Los únicos dos cuadros exhibidos son uruguayos: como para Sastre, es una relación erótica (homosexual) con el “conquistador” que se revela central en el discurso dependencia/independencia la que propone Juan Burgos con su collage Los siervos: su usual mezcla de cartoons, porno y elementos decorativos populares logra problematizar el tema del colonialismo sacudiendo un poco la idea “progre” más obvia de la lisa y llana “invasión”. El gran cuadrado de Anaclara Talento -fondo hecho con páginas del libro para escuelas Ensayo de la Historia Patria coloreado en naranja y rojo con elipses degradantes por tamaño (estilo mantel de Grandes Tiendas Montevideo)- alberga un enorme sol de la bandera uruguaya con un ojo negro; tal vez escueto y técnicamente no excelso, pero de seguro impacto (como su interminable título, Go Baby Go, We Are Right Behind You; Go Baby Go, We Are Looking at You). La webpage armada por Enrique Aguerre, 2Centenariohttp://www.enriqueaguerre.com/2centenario/, es una especie de cronología de los procesos independentistas a través de links que conducen a material heterogéneo (fotos, textos, videos) hallado en la web, ordenado por coordinadas geográficas, suerte de “maquinaria” que desata la paradoja de una historia sangrienta de luchas para definir límites, “explicada” por medio de un instrumento que aparentemente no tiene límites como internet.

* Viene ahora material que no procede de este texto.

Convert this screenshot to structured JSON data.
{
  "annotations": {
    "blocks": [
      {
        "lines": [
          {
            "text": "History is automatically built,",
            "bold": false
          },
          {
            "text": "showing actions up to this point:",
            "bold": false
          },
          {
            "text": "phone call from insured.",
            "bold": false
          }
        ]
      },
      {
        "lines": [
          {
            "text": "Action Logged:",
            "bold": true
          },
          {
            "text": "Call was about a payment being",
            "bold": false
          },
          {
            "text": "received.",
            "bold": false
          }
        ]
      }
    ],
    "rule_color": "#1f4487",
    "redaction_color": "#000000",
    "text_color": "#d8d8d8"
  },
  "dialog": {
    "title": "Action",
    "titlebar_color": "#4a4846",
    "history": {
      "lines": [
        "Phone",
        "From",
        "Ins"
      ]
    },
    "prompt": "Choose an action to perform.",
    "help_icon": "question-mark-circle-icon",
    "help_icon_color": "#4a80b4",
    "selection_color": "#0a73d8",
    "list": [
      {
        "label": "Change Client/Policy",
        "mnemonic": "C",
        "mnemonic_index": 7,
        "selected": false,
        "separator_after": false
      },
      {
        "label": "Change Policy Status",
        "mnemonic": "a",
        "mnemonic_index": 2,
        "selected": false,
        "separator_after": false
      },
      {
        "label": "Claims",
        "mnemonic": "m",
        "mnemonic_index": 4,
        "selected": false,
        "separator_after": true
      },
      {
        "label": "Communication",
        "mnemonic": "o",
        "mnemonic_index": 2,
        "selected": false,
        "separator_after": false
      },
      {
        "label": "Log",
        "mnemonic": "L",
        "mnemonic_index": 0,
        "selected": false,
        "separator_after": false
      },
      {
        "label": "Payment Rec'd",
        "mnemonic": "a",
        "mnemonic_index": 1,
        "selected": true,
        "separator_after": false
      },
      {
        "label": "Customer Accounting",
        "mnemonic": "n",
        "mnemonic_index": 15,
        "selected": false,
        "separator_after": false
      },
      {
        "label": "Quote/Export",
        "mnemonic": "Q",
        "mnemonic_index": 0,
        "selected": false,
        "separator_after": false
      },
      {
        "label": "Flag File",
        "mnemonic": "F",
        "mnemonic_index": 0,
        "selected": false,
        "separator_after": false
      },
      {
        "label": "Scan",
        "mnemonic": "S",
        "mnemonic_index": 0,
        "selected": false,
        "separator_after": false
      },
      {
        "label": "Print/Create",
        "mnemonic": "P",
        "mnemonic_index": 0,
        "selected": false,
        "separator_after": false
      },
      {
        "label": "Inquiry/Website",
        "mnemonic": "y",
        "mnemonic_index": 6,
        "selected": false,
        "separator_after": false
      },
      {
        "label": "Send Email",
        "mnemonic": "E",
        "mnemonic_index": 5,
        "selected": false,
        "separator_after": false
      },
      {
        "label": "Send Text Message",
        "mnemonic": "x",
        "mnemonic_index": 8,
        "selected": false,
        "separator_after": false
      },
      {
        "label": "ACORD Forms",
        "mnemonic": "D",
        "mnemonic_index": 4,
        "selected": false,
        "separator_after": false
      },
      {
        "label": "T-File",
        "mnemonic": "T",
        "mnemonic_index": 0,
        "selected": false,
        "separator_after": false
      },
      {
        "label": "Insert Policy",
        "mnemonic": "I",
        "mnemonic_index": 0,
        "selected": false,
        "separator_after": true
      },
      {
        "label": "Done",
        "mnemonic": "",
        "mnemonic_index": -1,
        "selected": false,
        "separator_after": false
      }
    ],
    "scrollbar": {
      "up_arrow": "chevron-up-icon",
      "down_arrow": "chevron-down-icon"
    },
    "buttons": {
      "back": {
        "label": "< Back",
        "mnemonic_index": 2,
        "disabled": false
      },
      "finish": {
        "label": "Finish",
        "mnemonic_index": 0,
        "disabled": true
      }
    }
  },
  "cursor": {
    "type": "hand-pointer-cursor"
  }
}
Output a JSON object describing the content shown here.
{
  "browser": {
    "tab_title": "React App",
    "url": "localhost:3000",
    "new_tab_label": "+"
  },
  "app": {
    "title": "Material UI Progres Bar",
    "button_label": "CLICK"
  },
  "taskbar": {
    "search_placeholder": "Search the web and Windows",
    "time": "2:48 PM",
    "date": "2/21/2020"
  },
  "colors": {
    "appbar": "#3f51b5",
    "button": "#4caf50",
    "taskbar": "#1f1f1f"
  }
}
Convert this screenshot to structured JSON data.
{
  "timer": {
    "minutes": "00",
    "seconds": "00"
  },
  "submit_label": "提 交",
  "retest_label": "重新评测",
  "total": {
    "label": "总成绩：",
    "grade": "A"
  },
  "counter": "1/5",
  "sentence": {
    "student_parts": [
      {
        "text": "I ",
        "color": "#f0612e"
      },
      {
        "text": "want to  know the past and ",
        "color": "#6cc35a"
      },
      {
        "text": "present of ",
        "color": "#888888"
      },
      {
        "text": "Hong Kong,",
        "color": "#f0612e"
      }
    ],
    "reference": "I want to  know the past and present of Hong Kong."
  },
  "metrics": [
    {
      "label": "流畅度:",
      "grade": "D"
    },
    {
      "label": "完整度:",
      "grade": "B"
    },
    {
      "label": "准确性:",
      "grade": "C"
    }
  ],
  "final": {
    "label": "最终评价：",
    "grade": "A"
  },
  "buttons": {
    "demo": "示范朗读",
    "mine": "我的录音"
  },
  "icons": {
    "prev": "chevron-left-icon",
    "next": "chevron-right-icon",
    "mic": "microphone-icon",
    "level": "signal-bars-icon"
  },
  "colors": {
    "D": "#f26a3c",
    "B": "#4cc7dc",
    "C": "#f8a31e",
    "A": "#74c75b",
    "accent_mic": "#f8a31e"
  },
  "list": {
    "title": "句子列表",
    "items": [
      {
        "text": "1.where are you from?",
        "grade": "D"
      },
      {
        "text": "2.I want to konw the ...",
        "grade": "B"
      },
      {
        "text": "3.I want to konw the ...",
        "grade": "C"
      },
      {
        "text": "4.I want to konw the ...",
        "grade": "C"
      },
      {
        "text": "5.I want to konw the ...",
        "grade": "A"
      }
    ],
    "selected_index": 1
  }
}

Es justo cerrar con la obra que quizá más coincide con la idea de “cronotopo” evocada por Hug en el catálogo, la codiciada unidad indisoluble de tiempo y espacio: las seis fotos que componen Número 2, registro de un largo viaje desde Lima hasta el sur de Chile que el peruano Fernando Gutiérrez hizo hacer a un bisnieto-doble del legendario almirante Miguel María Grau (protagonista de la Guerra del Pacífico, en donde Perú perdió parte de su territorio). Vestido como el antepasado, inmortalizado en tableaux vivants misteriosos (hay un video del viaje, pero acá no se muestra). “Retoque” de un pasado que no puede cambiar y de un presente que no parece cambiado (el paisaje pobre y decadente), reapropiación cáustica de los eventos, mise-en-scène de lo político: acá se halla el espíritu de la exhibición.